Friday 11 October 2013

Life as a rural GP




 

Over the past month we have been gradually settling into our roles here. I (Marie) am mainly based in internal medicine and do the rounds there and the ICU with one of the junior doctors. I have also become involved with the occupational health department here in the hospital. It isn’t exactly the same as in the UK as in I am not checking the staff’s immunisation status and conducting ‘back to work interviews’ after a short illness, but providing medical care for the people that work here – basically I am their GP – making my career choice rather fortunate! I do a drop in clinic every afternoon and there is usually a couple to see with conditions that can range from your typical MSK pain to Malaria - so it’s never dull!

The role of a GP doesn’t really exist here in Rwanda. The people’s first contact with healthcare is usually some sort of traditional medicine – I see a lot of patients on the internal ward with tiny scars and burns over their abdomen where they have ‘let pain and badness out’ and I’m sure drinking their traditional medicines is one factor contributing to the high levels of gastritis pain here. After these methods are tried the patient will access the local health centre which is usually staffed by nurses and who will have access to malaria tests and sometimes stool and urine testing. They can manage minor complaints but will send anything they can’t handle to the hospital (where they will meet Matt heading the Emergency department here). In this way you only access healthcare in your more acute stage of illness. The idea of treating chronic disease in the community to prevent admissions is still very new here. Through the occupational health work here I am starting to address that with the staff but I am now also going out with the social health care workers once a week to visit their patients out in the community.
 
 

It is pretty surreal to be doing home visits out here – very different to the UK. Today for instance I walked with Console and Etienne (two of the social workers) about 20 minutes to the first ‘house’ along a dirt road, turning down another smaller lane, brushing past the banana and coffee trees and skirting around the fields of cassava and beans to get to the first house. This is where I met Monique – a widow, whose husband and all her sons had died in the war. She lives alone in a very typical basic house; dirt walls with a corrugated iron roof and no windows. There is an open wood burning fire in the corner letting off a lot of smoke (no chimney) and a few wooden chairs. She has problems breathing and tells me she suffers from asthma but has no medications. It is difficult for her to get to the health centre although she has been there before where she was given an inhaler - which ran out a month or so ago. Monique is very thin, she cannot always get food. Her daughter lives in Kigali and sends food once or twice a month. She has a very wheezy chest and is coughing a lot, she also had pus coming from her left ear which apparently had been ongoing since the war. It is clear she is very poor, malnourished and unwell. I arranged for her to get some salbutamol inhalers and antibiotics but also to be brought to the hospital for a more in depth review as I suspect she has a chronic lung disease and I have no idea what is wrong with her ear or even if it can be fixed.
 
 
It can be frustrating here at times (especially working on the internal medicine ward) as there are limited investigations to be able to make a diagnosis but if you do manage to diagnose someone then there are also limited treatment options (through both expense and availability). Here also, you are hampered by the patient’s resources – being unable to afford long term medication or transfer to another hospital if they need it.
 


The next few visits led me up incredibly steep paths through more bean fields and edging round mango trees and small children who had somehow heard about the mzungu doctor ‘doing the rounds’. The last two patients were an old couple who were overjoyed to see someone come to visit them! The woman had apparently been praying for someone to come and examine her and thought I was the answer to her prayer! She was well apart from bad dental hygiene which was causing her some tooth ache and headache. I gave her some paracetamol and advice to see the dentist as well as regularly cleaning her teeth which came as a surprise to her. They did not have any toothbrushes and it made me think how much we take things like that for granted. One of the staff I seen yesterday seemed shocked that I wanted him to brush his teeth twice a day!
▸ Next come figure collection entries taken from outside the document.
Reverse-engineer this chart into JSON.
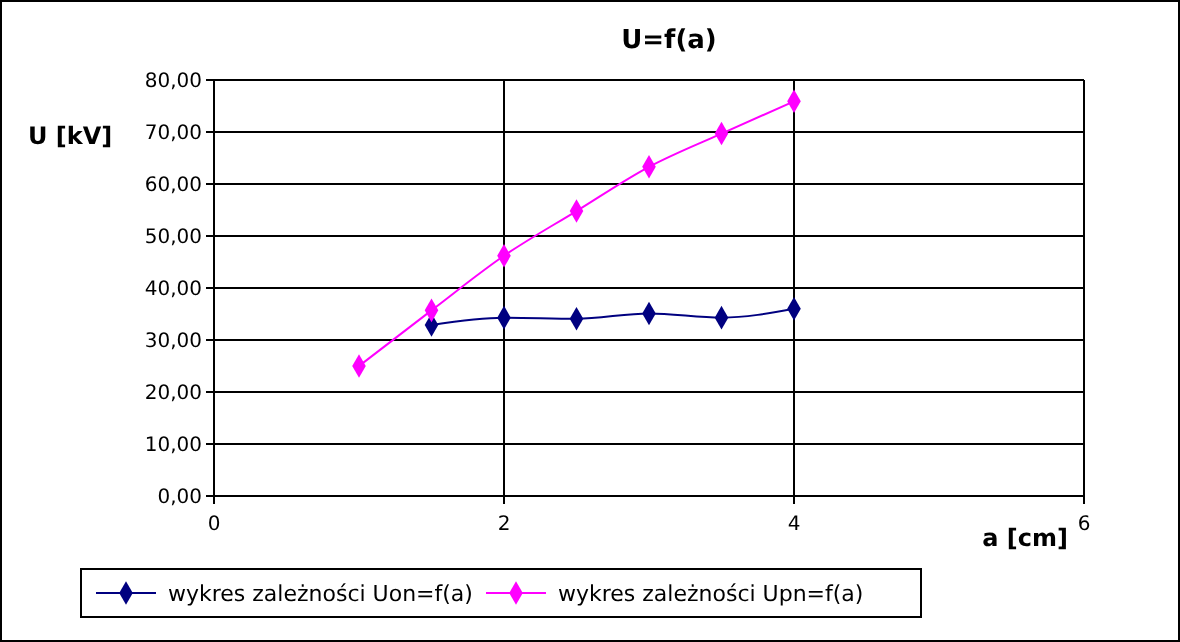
{
  "chart_data": {
    "type": "line",
    "title": "U=f(a)",
    "xlabel": "a [cm]",
    "ylabel": "U [kV]",
    "xlim": [
      0,
      6
    ],
    "xticks": [
      0,
      2,
      4,
      6
    ],
    "ylim": [
      0,
      80
    ],
    "yticks": [
      {
        "value": 0,
        "label": "0,00"
      },
      {
        "value": 10,
        "label": "10,00"
      },
      {
        "value": 20,
        "label": "20,00"
      },
      {
        "value": 30,
        "label": "30,00"
      },
      {
        "value": 40,
        "label": "40,00"
      },
      {
        "value": 50,
        "label": "50,00"
      },
      {
        "value": 60,
        "label": "60,00"
      },
      {
        "value": 70,
        "label": "70,00"
      },
      {
        "value": 80,
        "label": "80,00"
      }
    ],
    "grid": true,
    "legend": "bottom",
    "marker": "diamond",
    "line_style": "solid",
    "series": [
      {
        "name": "wykres zależności Uon=f(a)",
        "color": "#000080",
        "x": [
          1.5,
          2,
          2.5,
          3,
          3.5,
          4
        ],
        "values": [
          32.9,
          34.3,
          34.1,
          35.1,
          34.3,
          36.0
        ]
      },
      {
        "name": "wykres zależności Upn=f(a)",
        "color": "#ff00ff",
        "x": [
          1,
          1.5,
          2,
          2.5,
          3,
          3.5,
          4
        ],
        "values": [
          25.0,
          35.7,
          46.2,
          54.8,
          63.3,
          69.7,
          75.9
        ]
      }
    ]
  }
}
I think she took my advice on board – it is difficult to know when you are speaking through an interpreter whose English is quite basic as well (though much better than my French or Kinyarwandan!). It’s that classic – ask a question, the patient talks for a few minutes pointing to her leg, ear and gesturing outside and the interpreter turns to you and says ‘she has problems with her ear’! I’m pretty sure that is not all she is saying! It is a long process asking a lot of direct questions of which very few get a direct answer.
 
 
 

All in all, despite the language, the frustration at delay in treatment and the long hot walks between the houses it is a privilege to be let into these patient’s homes who have never known a doctor to come and see them or anyone before. To hear their stories and see how they live their lives is very eye opening and I am looking forward to developing my role as ‘Rural GP’ over the next few months.